Lenin e Stalin trovarono in Marx ed Engels la risposta alla ricerca di quale via dovevano seguire per realizzare l’emancipazione del proletariato russo, noi l’abbiamo trovata in Mao. Questi, a sua volta l’aveva trovata in Lenin e Stalin. Così la racconta: “Prima della Rivoluzione d’Ottobre i cinesi ignoravano Lenin e Stalin, ma non conoscevano neppure Marx ed Engels. Le cannonate della Rivoluzione d’Ottobre ci portarono il marxismo-leninismo. La Rivoluzione d’Ottobre aiutò i progressisti cinesi e quelli di tutti i paesi ad adottare la concezione proletaria del mondo come strumento per studiare il destino della propria nazione e per esaminare d’accapo tutti i loro problemi. Seguire la strada dei russi, questa fu la loro conclusione” . (1)

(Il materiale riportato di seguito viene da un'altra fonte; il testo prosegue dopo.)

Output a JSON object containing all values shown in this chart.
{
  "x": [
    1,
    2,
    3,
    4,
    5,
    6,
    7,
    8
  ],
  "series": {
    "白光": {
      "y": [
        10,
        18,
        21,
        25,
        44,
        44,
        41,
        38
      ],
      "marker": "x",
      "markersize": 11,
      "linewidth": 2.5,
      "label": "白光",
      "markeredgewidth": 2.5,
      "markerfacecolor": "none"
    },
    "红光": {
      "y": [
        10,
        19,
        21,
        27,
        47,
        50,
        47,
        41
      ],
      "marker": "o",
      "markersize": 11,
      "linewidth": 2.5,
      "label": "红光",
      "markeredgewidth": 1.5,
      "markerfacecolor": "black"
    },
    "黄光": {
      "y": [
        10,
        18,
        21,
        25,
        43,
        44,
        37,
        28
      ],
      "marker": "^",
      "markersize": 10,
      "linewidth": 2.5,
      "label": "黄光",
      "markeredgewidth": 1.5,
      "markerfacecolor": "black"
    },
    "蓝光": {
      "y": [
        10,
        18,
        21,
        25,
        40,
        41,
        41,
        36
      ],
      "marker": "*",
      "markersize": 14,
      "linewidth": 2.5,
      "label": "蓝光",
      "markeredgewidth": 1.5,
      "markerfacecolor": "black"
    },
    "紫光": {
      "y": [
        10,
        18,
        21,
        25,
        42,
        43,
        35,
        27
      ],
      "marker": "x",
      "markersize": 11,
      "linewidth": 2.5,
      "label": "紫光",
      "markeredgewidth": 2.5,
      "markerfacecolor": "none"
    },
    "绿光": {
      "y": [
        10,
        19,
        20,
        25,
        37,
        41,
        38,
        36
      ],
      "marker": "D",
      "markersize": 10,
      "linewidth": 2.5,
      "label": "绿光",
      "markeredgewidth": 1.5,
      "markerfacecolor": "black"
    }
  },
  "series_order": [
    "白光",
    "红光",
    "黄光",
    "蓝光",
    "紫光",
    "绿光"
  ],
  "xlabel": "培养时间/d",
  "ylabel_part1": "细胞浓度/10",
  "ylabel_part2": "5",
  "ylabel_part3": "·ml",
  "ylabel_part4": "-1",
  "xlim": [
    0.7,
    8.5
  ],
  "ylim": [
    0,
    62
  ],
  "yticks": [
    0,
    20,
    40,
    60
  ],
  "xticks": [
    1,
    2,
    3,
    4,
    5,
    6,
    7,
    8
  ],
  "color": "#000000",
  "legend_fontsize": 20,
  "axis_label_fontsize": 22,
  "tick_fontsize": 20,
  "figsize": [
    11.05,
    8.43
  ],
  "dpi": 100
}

Il 15 novembre del 1956, dopo nove mesi del famigerato XX Congresso del PCUS, che segna l’inizio della restaurazione del capitalismo in Urss, Mao ribadisce la validità universale della via dell’Ottobre con queste parole: “La Rivoluzione d’Ottobre è ancora valida? Può costituire o no un modello per tutti i paesi? Nel rapporto di Krusciov al XX Congresso del Partito comunista dell’Unione Sovietica si dice che si può conquistare il potere seguendo la via parlamentare, ossia che i vari paesi possono fare a meno di prendere l’esempio della Rivoluzione d’Ottobre. Una volta aperta questa breccia, sostanzialmente si è gettato via il leninismo” . (2)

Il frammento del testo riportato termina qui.